The IA will require the DIHC to enter into arrangements with the group holding company. These arrangements are to ensure the DIHC is able – via the group holding company – to procure that members of the supervised group comply with the GWS requirements.
What requirements apply to the supervised group?
The GWS framework contains three regulatory pillars:
- Pillar 1: group capital requirements
- Pillar 2: risk management and governance
- Pillar 3: disclosure and reporting.
On 14 May 2021, the IA issued a Guideline on Group Supervision (GL32) which sets out principles and standards on:
- Designation
- Fit and Proper Criteria
- Group Capital Adequacy
- Disclosure
- Major Acquisitions
- Pecuniary Penalty
- Corporate Governance
- Risk Management and Internal Controls
- Outsourcing
- Investment Management
- Enterprise Risk Management (ERM)
- Group Internal Economic Capital Assessment (GIECA).
The above headings give a broad sense of the content of the GWS framework.
Group capital:
- The supervised group’s tier 1 group capital must be not less than a specified ‘minimum capital requirement’.
- The sum of the supervised group’s tier 1 group capital and tier 2 group capital must not be less than a specified ‘prescribed capital requirement’.
Group capital is calculated similar to a local capital summation method (rather than a group consolidation approach).
The DIHC must prepare an annual report on the capital requirements of the supervised group and certain members.
Major acquisitions: Major acquisitions (being more than 50% of a company) by any member of the supervised group must be approved by the HKIA (or be categorised as not material under an assessment framework prepared by the DIHC and approved by the IA).
Group control functions: The DIHC is required to have the following control functions for the supervised group: risk management function; financial control function; compliance function; internal audit function; and actuarial function.
IA approval of senior management and key persons in control functions: IA approval is required for the DIHC’s chief executive, directors and key persons in control functions.
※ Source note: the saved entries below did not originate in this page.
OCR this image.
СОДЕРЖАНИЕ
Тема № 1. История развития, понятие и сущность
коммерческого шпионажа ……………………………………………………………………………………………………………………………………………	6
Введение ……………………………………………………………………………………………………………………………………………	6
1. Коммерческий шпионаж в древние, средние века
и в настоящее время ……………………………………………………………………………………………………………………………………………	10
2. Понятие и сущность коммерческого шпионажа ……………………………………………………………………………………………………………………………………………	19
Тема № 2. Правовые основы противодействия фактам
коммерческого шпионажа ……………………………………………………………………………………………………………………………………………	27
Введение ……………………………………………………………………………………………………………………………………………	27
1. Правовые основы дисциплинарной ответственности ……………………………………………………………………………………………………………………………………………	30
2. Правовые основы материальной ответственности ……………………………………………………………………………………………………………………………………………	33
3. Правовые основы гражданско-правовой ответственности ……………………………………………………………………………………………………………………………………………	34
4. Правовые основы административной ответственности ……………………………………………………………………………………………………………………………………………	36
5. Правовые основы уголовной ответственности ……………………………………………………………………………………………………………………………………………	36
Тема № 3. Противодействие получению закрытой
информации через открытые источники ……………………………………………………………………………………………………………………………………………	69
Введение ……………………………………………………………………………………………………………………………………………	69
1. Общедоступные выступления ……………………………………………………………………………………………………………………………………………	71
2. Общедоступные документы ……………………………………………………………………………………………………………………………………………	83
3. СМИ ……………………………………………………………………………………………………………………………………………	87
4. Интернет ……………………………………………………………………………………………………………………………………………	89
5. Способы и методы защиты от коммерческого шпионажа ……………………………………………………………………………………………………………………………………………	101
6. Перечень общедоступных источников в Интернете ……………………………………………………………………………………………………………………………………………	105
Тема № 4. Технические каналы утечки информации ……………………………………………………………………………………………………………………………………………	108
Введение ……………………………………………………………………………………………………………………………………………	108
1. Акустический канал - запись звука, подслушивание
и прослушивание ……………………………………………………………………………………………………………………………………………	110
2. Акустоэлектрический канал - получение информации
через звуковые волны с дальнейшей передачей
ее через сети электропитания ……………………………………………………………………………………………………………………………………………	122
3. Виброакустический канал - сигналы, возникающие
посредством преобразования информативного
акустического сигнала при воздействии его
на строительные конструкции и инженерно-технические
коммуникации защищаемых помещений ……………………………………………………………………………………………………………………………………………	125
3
These persons are subject to meeting ongoing fitness and proprietary requirements.
IA approval of shareholder controllers: IA approval is required for shareholder controllers (15%) of the DIHC, who are also subject to meeting ongoing fitness and proprietary requirements.
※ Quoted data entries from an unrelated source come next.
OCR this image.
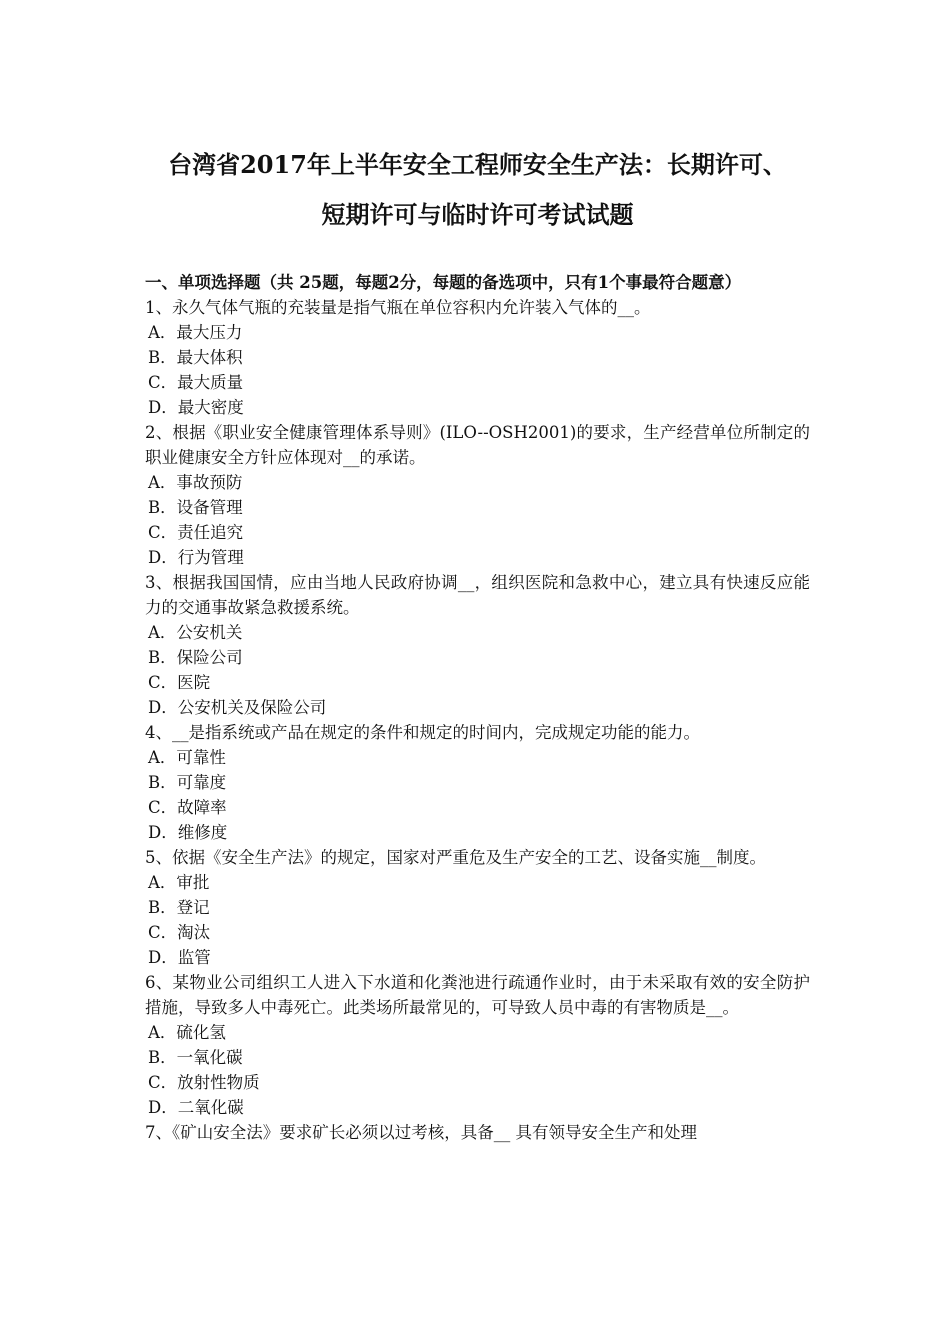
台湾省2017年上半年安全工程师安全生产法：长期许可、
短期许可与临时许可考试试题
一、单项选择题（共 25题，每题2分，每题的备选项中，只有1个事最符合题意）
1、永久气体气瓶的充装量是指气瓶在单位容积内允许装入气体的__。
A．最大压力
B．最大体积
C．最大质量
D．最大密度
2、根据《职业安全健康管理体系导则》(ILO--OSH2001)的要求，生产经营单位所制定的职业健康安全方针应体现对__的承诺。
A．事故预防
B．设备管理
C．责任追究
D．行为管理
3、根据我国国情，应由当地人民政府协调__，组织医院和急救中心，建立具有快速反应能力的交通事故紧急救援系统。
A．公安机关
B．保险公司
C．医院
D．公安机关及保险公司
4、__是指系统或产品在规定的条件和规定的时间内，完成规定功能的能力。
A．可靠性
B．可靠度
C．故障率
D．维修度
5、依据《安全生产法》的规定，国家对严重危及生产安全的工艺、设备实施__制度。
A．审批
B．登记
C．淘汰
D．监管
6、某物业公司组织工人进入下水道和化粪池进行疏通作业时，由于未采取有效的安全防护措施，导致多人中毒死亡。此类场所最常见的，可导致人员中毒的有害物质是__。
A．硫化氢
B．一氧化碳
C．放射性物质
D．二氧化碳
7、《矿山安全法》要求矿长必须以过考核，具备__ 具有领导安全生产和处理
IA intervention powers: The IA has various intervention powers, including disclosure of information and documents; preparation of reports; prohibiting group transfers; requiring action to be taken in relation to the supervised group; and appointing a supervisory manager.
IA enforcement powers: The IA has inspection, investigation and disciplinary powers. The IA’s powers include the issuing of reprimands and financial penalties against the DIHC (rather than other members of the supervised group).
When to consider the GWS framework?
The GWS framework must be embedded in the policies and procedures of the group. It also requires event-based steps to be taken, including for capital adequacy, acquisitions, material intra-group transactions and other significant events in relation to the supervised group.
Other key developments - risk-based capital
The GWS framework, although an important part of Hong Kong’s regulatory framework, affects three insurance groups only.
Another key Hong Kong insurance development is the future introduction (possibly in 2024) of a risk-based capital (RBC) framework to reflect ICP Valuation and ICP 17 Capital Adequacy of the Insurance Core Principles promulgated by the IAIS.
The RBC framework comprises three key pillars/components:
- Pillar 1: regulatory capital rules and requirements
- Pillar 2: corporate governance and ERM (which is already in place)
- Pillar 3: reporting and disclosure requirements.
The RBC framework will result in substantive changes to Hong Kong’s insurance capital requirements, affecting Hong Kong insurers generally. In due course a number of Hong Kong insurers will likely raise new capital as a consequence of the RBC framework.